Box. Definitions of Clinical End Points

Organ Failurea

Pulmonary Failure

PaO2 lower than 60 mm Hg despite fraction of inspired oxygen (FIO2) of 30% or need for mechanical ventilation

Circulatory Failure

Circulatory systolic blood pressure below 90 mm Hg despite adequate fluid resuscitation or need for inotropic catecholamine support

Renal Failure

Creatinine level more than 2.0 mg/dL after rehydration or new need for hemofiltration or hemodialysis

Multiple Organ Failure

Failure of 2 or more organs at the same time

Major Complications

New-Onset Multiple Organ Failure

Multiple organ failure that had not been present in the 24 hours before randomization

Intra-abdominal Bleeding Requiring Intervention

Surgical, radiological, or endoscopic intervention

Enterocutaneous Fistula or Perforation of a Visceral Organ Requiring Intervention

Secretion of fecal material from a percutaneous drain or drainage canal after removal of drains or from a surgical wound; secretion comes from either the small or large bowel and is confirmed with imaging or during surgery and requires either surgical, radiological, or endoscopic intervention

Pancreatic Fistula

Output via a percutaneous or nasocystic drain or drainage canal after removal of percutaneous drains or from a surgical wound of any measurable volume of fluid with an amylase content greater than 3 times the serum amylase activityb

Long-term Complications

New-Onset Diabetes

The need for insulin or oral antidiabetic drugs to treat diabetes—which was not present before pancreatitis—6 months after discharge

Use of Pancreatic Enzymes

The use of oral pancreatic enzyme supplementation to treat clinical symptoms of steatorrhea—which was not present before onset of pancreatitis—6 months after discharge

Persisting Fluid Collections

The presence of pancreatic or peripancreatic fluid collections on computed tomographic scan 6 months after discharge.

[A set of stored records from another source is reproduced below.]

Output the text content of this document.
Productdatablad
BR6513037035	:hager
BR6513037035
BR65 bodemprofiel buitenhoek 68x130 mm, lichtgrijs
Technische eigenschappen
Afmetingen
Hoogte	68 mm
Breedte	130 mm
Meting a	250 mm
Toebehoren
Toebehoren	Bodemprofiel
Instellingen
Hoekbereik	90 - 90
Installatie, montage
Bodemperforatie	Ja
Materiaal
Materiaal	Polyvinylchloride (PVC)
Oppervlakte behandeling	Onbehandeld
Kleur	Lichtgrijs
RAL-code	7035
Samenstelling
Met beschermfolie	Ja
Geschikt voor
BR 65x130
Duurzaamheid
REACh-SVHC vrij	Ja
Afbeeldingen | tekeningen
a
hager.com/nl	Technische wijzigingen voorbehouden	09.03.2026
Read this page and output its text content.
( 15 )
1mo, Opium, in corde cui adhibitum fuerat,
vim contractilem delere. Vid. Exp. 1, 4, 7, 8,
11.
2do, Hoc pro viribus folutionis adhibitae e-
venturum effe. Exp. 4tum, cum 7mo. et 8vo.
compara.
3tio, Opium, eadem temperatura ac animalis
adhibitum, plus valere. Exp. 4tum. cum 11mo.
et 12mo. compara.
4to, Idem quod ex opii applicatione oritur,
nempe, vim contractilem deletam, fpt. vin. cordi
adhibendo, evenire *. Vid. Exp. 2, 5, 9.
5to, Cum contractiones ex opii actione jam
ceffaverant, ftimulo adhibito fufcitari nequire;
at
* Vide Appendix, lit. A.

SI conversion factor: To convert creatinine from mg/dL to μmol/L, multiply by 88.4.

aAdapted from the 1992 Atlanta classification for acute pancreatitis. 21

bAdapted from the International Study Group on Pancreatic Fistula Definition (ISGPF) criteria for postoperative pancreatic fistula.41

Determination of IL-6 Levels

Interleukin 6 was used as a marker for the overall inflammatory state.22,23 In both groups, blood samples were drawn just before the start of the first intervention; at 2, 5, and 24 hours; and 7 days thereafter. In the endoscopic group, the first procedure was the starting point of blood sampling; the first sample was drawn before gastric puncture, balloon dilatation, and drainage of the collection. This first step in treatment was anticipated to cause the greatest proinflammatory response because manipulation of an infected collection under pressure could cause bacteremia and subsequent clinical deterioration. Blood samples were drawn, centrifuged at 4°C at 3000 rounds per minute for 10 minutes immediately, and plasma aliquots were stored at −80°C. Serum levels of IL-6 were determined in all blood samples using a multiplex suspension bead array system according to the manufacturer's protocol (Bio-Rad Laboratories). Data analysis was performed using the Bio-Plex 100 system and Bio-Plex Manager software version 4.1 (Bio-Rad). The lower limit of detection for IL-6 was 0.2 pg/mL. All analyses were done blinded to treatment allocation.

Statistical Analysis

When we designed the study, endoscopic necrosectomy was performed in only 4 specialized hospitals in the Netherlands and only a few small case series have been published on endoscopic necrosectomy. Furthermore, infected necrotizing pancreatitis is a relatively uncommon condition. For these reasons a primary end point was chosen with a relatively small sample size. Endoscopic necrosectomy was hypothesized to reduce the postprocedural proinflammatory response, as measured by serum IL-6, as compared with surgical necrosectomy. Calculation of the sample size was based on differences demonstrated in randomized trials of open vs laparoscopic abdominal surgery.24,25 We calculated that 10 necrosectomies per group would be needed to detect a reduction of 45%, with 30% within-group standard deviation, with 80% power, and a 2-sided α level of .05.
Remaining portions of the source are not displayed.